The performance (power and pulse duration) of these lasers now
reaches, and even exceeds, the performance of femtosecond Ti:sapphire lasers that
set the standard in the field. Since the pulses generated by the fiber lasers can
tolerate large nonlinear effects, they can be stable at higher energies. A drawback,
however, is that fiber lasers are not broadly wavelength-tunable.

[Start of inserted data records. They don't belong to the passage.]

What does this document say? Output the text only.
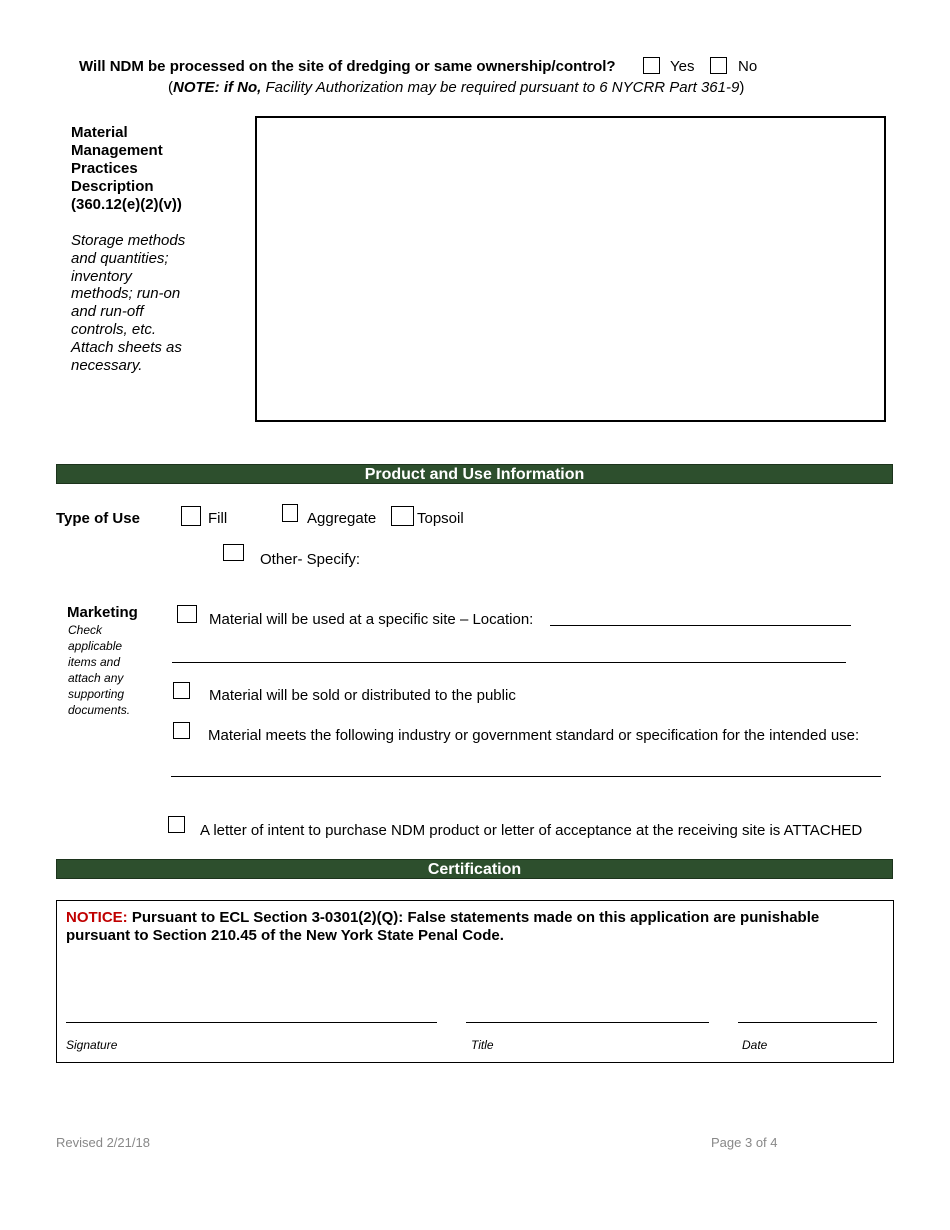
Will NDM be processed on the site of dredging or same ownership/control?	Yes	No
(NOTE: if No, Facility Authorization may be required pursuant to 6 NYCRR Part 361-9)
Material Management Practices Description (360.12(e)(2)(v))
Storage methods and quantities; inventory methods; run-on and run-off controls, etc. Attach sheets as necessary.
Product and Use Information
Type of Use	Fill	Aggregate	Topsoil
Other- Specify:
Marketing
Check applicable items and attach any supporting documents.
Material will be used at a specific site – Location:
Material will be sold or distributed to the public
Material meets the following industry or government standard or specification for the intended use:
A letter of intent to purchase NDM product or letter of acceptance at the receiving site is ATTACHED
Certification
NOTICE: Pursuant to ECL Section 3-0301(2)(Q): False statements made on this application are punishable pursuant to Section 210.45 of the New York State Penal Code.
Signature	Title	Date
Revised 2/21/18	Page 3 of 4
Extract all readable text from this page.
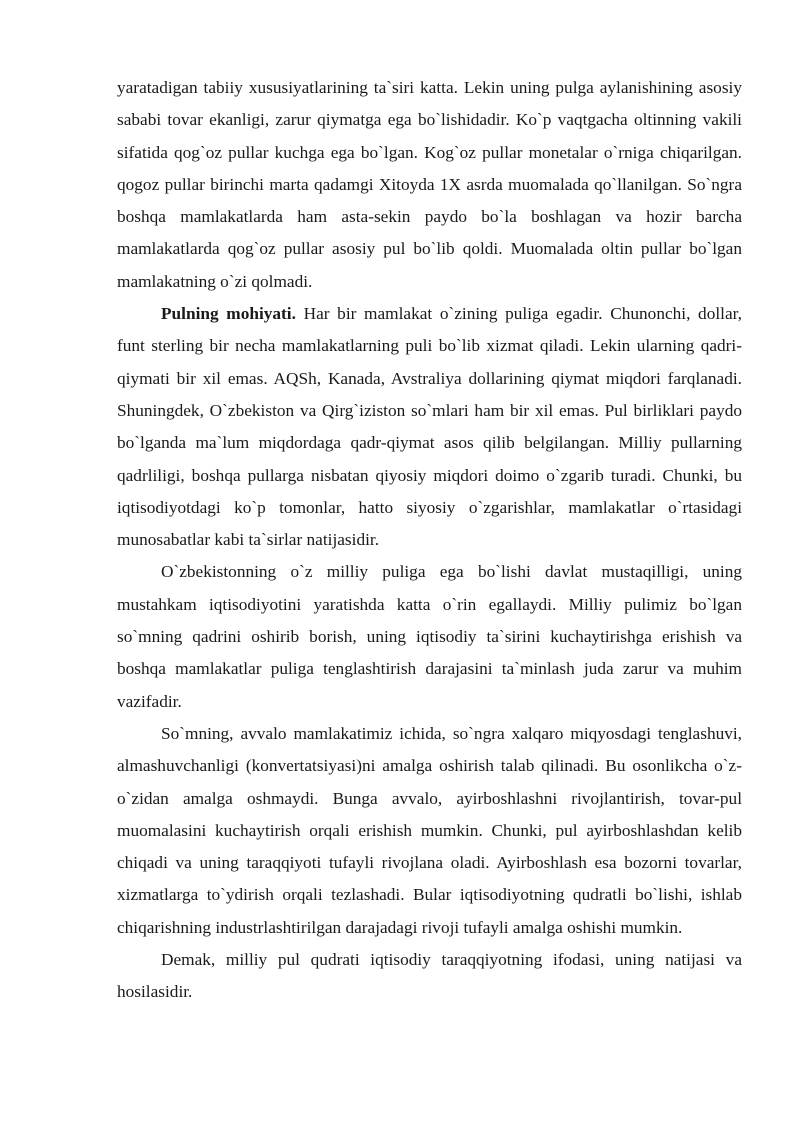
yaratadigan tabiiy xususiyatlarining ta`siri katta. Lekin uning pulga aylanishining asosiy sababi tovar ekanligi, zarur qiymatga ega bo`lishidadir. Ko`p vaqtgacha oltinning vakili sifatida qog`oz pullar kuchga ega bo`lgan. Kog`oz pullar monetalar o`rniga chiqarilgan. qogoz pullar birinchi marta qadamgi Xitoyda 1X asrda muomalada qo`llanilgan. So`ngra boshqa mamlakatlarda ham asta-sekin paydo bo`la boshlagan va hozir barcha mamlakatlarda qog`oz pullar asosiy pul bo`lib qoldi. Muomalada oltin pullar bo`lgan mamlakatning o`zi qolmadi.

Pulning mohiyati. Har bir mamlakat o`zining puliga egadir. Chunonchi, dollar, funt sterling bir necha mamlakatlarning puli bo`lib xizmat qiladi. Lekin ularning qadri-qiymati bir xil emas. AQSh, Kanada, Avstraliya dollarining qiymat miqdori farqlanadi. Shuningdek, O`zbekiston va Qirg`iziston so`mlari ham bir xil emas. Pul birliklari paydo bo`lganda ma`lum miqdordaga qadr-qiymat asos qilib belgilangan. Milliy pullarning qadrliligi, boshqa pullarga nisbatan qiyosiy miqdori doimo o`zgarib turadi. Chunki, bu iqtisodiyotdagi ko`p tomonlar, hatto siyosiy o`zgarishlar, mamlakatlar o`rtasidagi munosabatlar kabi ta`sirlar natijasidir.

O`zbekistonning o`z milliy puliga ega bo`lishi davlat mustaqilligi, uning mustahkam iqtisodiyotini yaratishda katta o`rin egallaydi. Milliy pulimiz bo`lgan so`mning qadrini oshirib borish, uning iqtisodiy ta`sirini kuchaytirishga erishish va boshqa mamlakatlar puliga tenglashtirish darajasini ta`minlash juda zarur va muhim vazifadir.

So`mning, avvalo mamlakatimiz ichida, so`ngra xalqaro miqyosdagi tenglashuvi, almashuvchanligi (konvertatsiyasi)ni amalga oshirish talab qilinadi. Bu osonlikcha o`z-o`zidan amalga oshmaydi. Bunga avvalo, ayirboshlashni rivojlantirish, tovar-pul muomalasini kuchaytirish orqali erishish mumkin. Chunki, pul ayirboshlashdan kelib chiqadi va uning taraqqiyoti tufayli rivojlana oladi. Ayirboshlash esa bozorni tovarlar, xizmatlarga to`ydirish orqali tezlashadi. Bular iqtisodiyotning qudratli bo`lishi, ishlab chiqarishning industrlashtirilgan darajadagi rivoji tufayli amalga oshishi mumkin.

Demak, milliy pul qudrati iqtisodiy taraqqiyotning ifodasi, uning natijasi va hosilasidir.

Wise and colleagues recently reported the incorporation of a new
high-power femtosecond fiber laser into a multiphoton microscope built in professor
Chris Schaffer’s laboratory, also at Cornell. Together, they performed a craniotomy
on an anesthetized mouse to obtain optical access to the brain. “Schaffer
used a transgenic mouse that expresses yellow fluorescent protein in a subset of
pyramidal neurons in the mouse cortex,” Wise said. “To visualize vasculature
[the circulatory system], he intravenously injected Texas Red dextran.”
Two images of neurons
were taken using a Fianium supercontinuum fiber laser within a confocal and stimulated
emission depletion (STED) microscope. STED is a superresolution imaging technique
developed to overcome the diffraction limit. The images clearly show the improved
resolution of STED, right, over conventional confocal microscopy, left. Images courtesy
of the Department of NanoBiophotonics, Max Planck Institute for Biophysical Chemistry,
Göttingen, Germany.
And the result: two-photon-excited fluorescence images of unparalleled
quality obtained at depths of up to 900 μm – almost the full thickness
of the mouse cortex.
It is the long wavelength (1060 nm) of the fiber laser that aids
transmission of light through the tissue of the mouse and that Wise believes is
a good indication that a simple and cheap fiber laser will one day be able to replace
Ti:sapphire in multiphoton microscopy.
While two-photon-excited fluorescence microscopy requires the
structure of interest to be labeled, other imaging techniques can operate without
that restriction. Coherent anti-stokes Raman scattering (CARS) imaging is one such
method, and fiber lasers could offer advantages here, too.
CARS imaging does not require the injection of fluorescent labels;
instead, the image is generated from the cell tissue itself. Wise has worked in
collaboration with professor Sunney Xie’s group at Harvard University in Cambridge,
Mass., to build a fiber laser for CARS imaging. When applied with endoscopic versions
of CARS that are being developed today, the laser could bring the powerful imaging
technique into the mainstream. “People are working to make CARS a real-time
tool for pathology (of brain tissue, for example); for the technique to reach real
clinical applications, the compact, (eventually) inexpensive fiber lasers will
have advantages,” Wise said.
It is no surprise that fiber lasers, with their ability to operate
at not only high but also low energies, are lending themselves well to biomedical
applications. Procedures on sensitive tissue such as the eye or skin require low
pulse energies, typically less than 20 μJ, and ultrafast fiber technology sits
comfortably in this region.
As laser scientists continue to close the gap between fiber and
solid-state sources, we should see more imaging technologies and medical procedures
become cheaper and more accessible, thanks to fiber lasers.